Dopamine is one of the key neurotransmitters actively involved in the brain. Research shows that by increasing the levels of dopamine within the reward circuits in the brain, nicotine acts as a chemical with intense addictive qualities. In many studies it has been shown to be more addictive than cocaine and heroin. Like other physically addictive drugs, nicotine withdrawal causes down-regulation of the production of dopamine and other stimulatory neurotransmitters as the brain attempts to compensate for artificial stimulation. As dopamine regulates the sensitivity of nicotinic acetylcholine receptors decreases. To compensate for this compensatory mechanism, the brain in turn upregulates the number of receptors, convoluting its regulatory effects with compensatory mechanisms meant to counteract other compensatory mechanisms. An example is the increase in norepinephrine, one of the successors to dopamine, which inhibit reuptake of the glutamate receptors, in charge of memory and cognition. The net effect is an increase in reward pathway sensitivity, opposite of other drugs of abuse such as cocaine and heroin, which reduce reward pathway sensitivity. This neuronal brain alteration persists for months after administration ceases. Nicotine also has the potential to cause dependence in many animals other than humans, assuming they were to consume it.
 
So the science would be wrong then?

Modern research shows that nicotine acts on the brain to produce a number of effects. Specifically, its addictive nature has been found to show that nicotine activates the Mesolimbic pathway ("reward system") —the circuitry within the brain that regulates feelings of pleasure and euphoria.


Aren't the effects only supposed to be very temporary, approximately 7 minutes. Which is why addicted smokers need another one so quickly.
Isn't it also true that after 24Hrs the actual physical addiction has passed and the rest is the addition of habit.
 
Not being a smoker myself , can anyone explain how it is pleasureable ?

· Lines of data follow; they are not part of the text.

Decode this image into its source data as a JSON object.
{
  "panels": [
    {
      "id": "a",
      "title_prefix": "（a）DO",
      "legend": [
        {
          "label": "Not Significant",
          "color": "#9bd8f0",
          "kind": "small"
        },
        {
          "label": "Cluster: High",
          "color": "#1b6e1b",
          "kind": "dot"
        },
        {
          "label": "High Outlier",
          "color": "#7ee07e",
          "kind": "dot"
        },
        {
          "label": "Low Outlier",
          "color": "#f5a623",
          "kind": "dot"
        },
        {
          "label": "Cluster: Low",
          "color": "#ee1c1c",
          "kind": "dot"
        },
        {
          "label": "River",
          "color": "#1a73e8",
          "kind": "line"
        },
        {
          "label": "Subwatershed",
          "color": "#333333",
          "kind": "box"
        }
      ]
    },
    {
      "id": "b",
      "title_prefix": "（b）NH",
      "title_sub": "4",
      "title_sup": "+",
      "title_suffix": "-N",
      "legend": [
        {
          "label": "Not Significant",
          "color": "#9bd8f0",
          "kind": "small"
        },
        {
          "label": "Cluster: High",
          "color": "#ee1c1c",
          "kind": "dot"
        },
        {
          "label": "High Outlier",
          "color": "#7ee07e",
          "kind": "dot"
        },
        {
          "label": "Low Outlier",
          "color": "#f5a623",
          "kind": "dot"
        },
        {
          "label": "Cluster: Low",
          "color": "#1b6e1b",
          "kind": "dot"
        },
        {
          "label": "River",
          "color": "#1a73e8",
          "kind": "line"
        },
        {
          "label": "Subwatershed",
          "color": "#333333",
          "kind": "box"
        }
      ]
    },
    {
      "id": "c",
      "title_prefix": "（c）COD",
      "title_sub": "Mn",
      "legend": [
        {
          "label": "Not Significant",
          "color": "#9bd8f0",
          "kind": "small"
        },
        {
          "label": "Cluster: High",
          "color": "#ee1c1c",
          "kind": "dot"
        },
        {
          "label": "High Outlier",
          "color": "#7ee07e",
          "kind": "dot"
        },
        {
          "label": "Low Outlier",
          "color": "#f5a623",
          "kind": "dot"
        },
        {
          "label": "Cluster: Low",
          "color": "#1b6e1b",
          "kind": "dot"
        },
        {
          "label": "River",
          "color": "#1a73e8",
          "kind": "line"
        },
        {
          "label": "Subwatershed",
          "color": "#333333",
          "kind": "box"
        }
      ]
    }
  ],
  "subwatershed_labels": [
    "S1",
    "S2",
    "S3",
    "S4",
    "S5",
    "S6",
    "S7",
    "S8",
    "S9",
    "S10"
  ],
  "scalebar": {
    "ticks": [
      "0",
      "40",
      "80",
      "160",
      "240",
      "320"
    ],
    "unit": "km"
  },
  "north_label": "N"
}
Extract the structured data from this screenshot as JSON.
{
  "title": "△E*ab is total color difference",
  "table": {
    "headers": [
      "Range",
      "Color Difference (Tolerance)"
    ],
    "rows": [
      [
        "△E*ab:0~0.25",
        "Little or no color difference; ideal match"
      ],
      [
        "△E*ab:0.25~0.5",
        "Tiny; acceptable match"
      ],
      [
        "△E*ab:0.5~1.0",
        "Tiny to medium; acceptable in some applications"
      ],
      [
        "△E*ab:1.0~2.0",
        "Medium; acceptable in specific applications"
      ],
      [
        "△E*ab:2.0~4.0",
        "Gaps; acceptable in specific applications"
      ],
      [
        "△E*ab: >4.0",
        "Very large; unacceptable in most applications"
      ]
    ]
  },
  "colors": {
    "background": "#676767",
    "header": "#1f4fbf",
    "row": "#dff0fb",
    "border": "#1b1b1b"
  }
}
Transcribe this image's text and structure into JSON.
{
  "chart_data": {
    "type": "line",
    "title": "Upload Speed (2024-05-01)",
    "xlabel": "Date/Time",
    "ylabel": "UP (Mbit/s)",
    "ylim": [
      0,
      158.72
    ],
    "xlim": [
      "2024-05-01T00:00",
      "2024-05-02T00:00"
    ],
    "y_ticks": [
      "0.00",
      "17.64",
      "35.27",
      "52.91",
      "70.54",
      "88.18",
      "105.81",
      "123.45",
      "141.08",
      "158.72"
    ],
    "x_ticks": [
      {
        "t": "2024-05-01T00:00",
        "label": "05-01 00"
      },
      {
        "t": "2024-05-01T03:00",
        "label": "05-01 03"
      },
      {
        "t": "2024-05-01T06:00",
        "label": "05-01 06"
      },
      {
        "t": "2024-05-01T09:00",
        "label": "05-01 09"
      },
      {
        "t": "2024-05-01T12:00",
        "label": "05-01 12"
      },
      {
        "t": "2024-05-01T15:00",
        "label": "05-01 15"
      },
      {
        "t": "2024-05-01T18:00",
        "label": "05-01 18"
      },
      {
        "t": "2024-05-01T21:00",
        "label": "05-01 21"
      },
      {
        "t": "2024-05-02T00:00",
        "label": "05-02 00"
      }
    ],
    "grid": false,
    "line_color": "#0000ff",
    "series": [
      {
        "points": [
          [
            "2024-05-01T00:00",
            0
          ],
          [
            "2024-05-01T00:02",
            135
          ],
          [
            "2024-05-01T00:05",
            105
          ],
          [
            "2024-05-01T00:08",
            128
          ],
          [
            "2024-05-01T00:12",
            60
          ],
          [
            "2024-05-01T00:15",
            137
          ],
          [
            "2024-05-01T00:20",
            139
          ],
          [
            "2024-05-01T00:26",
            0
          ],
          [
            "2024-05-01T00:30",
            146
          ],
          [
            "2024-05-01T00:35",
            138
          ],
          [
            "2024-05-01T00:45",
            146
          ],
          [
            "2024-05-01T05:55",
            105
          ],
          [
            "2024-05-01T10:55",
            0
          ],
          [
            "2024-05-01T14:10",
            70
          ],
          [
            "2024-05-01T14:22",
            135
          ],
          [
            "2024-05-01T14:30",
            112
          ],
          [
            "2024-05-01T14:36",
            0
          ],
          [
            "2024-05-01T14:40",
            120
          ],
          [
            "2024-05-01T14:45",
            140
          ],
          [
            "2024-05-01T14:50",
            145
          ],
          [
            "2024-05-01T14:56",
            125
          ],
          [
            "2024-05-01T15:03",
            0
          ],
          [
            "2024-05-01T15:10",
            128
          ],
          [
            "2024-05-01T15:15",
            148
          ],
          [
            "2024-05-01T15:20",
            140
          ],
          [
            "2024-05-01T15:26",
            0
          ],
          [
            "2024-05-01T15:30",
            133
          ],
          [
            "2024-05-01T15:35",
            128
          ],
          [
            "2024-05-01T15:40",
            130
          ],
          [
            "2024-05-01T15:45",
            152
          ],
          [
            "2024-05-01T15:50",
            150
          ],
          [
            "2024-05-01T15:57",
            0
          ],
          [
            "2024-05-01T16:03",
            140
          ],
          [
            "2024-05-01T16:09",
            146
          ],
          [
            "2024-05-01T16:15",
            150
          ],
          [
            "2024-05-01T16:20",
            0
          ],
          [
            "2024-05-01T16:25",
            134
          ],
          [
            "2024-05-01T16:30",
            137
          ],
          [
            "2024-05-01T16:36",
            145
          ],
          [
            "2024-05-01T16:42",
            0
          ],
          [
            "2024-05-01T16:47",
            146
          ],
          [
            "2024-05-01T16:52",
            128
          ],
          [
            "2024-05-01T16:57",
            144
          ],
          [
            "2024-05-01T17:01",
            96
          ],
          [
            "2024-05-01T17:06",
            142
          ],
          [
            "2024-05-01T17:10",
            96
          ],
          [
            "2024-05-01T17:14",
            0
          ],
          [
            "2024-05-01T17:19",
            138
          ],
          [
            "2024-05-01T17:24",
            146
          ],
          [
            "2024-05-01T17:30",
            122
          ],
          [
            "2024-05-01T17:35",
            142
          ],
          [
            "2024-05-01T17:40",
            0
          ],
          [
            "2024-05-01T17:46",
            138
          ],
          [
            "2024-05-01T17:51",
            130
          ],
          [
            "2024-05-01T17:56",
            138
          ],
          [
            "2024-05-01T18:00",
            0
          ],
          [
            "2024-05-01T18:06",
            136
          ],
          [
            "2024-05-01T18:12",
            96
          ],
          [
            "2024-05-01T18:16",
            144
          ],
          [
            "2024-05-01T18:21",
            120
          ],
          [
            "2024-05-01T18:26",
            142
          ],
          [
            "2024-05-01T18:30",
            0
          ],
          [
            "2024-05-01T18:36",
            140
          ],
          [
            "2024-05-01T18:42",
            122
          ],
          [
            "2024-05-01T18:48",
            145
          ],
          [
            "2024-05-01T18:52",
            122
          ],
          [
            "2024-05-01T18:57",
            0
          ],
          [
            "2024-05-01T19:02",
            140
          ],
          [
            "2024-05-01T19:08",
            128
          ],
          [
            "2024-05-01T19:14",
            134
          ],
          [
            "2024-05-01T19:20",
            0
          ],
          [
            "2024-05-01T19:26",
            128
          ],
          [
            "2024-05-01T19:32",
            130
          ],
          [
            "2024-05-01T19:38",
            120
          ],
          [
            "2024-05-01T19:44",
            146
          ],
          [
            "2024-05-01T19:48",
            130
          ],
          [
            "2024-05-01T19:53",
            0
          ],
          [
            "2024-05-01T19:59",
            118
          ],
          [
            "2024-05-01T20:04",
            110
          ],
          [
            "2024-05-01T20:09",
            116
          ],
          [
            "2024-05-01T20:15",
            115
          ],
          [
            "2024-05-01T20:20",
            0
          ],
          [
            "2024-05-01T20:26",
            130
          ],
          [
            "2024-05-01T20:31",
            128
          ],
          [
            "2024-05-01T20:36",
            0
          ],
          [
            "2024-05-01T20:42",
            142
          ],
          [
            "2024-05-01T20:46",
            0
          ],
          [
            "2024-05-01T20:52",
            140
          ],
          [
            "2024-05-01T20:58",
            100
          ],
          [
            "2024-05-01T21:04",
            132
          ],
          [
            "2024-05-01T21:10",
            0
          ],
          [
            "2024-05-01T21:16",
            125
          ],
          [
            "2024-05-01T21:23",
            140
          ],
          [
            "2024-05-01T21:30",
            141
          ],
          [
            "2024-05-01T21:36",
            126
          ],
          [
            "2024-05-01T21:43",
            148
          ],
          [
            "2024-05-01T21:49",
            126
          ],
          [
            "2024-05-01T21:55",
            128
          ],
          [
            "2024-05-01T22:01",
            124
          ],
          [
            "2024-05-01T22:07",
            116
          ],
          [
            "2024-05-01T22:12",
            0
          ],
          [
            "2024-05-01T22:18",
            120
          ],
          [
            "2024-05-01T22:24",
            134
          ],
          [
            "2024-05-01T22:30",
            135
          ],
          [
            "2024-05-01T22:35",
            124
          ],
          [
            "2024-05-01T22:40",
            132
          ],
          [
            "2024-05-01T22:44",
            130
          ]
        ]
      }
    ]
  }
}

I watched it kill my mum , didn't look very pleasureable to me. :dk:

Dunno. It's prematurely killed two of my staff, one from strokes caused by blocked arteries, one from cancer. Neither was pretty.
 
I recently quit a few weeks ago after I really started to notice the effect on every day things - haven't felt this good in years!

I don't think it should ever be outlawed to smoke in your car, but it should be illegal to throw butt's out of a window and light while moving (Or at least a nice fat fine). These to me at least are the two most dangerous facets.
 
So the science would be wrong then?

The crux of scientific research in this area relies entirely on consumption, as opposed to absorption which has different effects.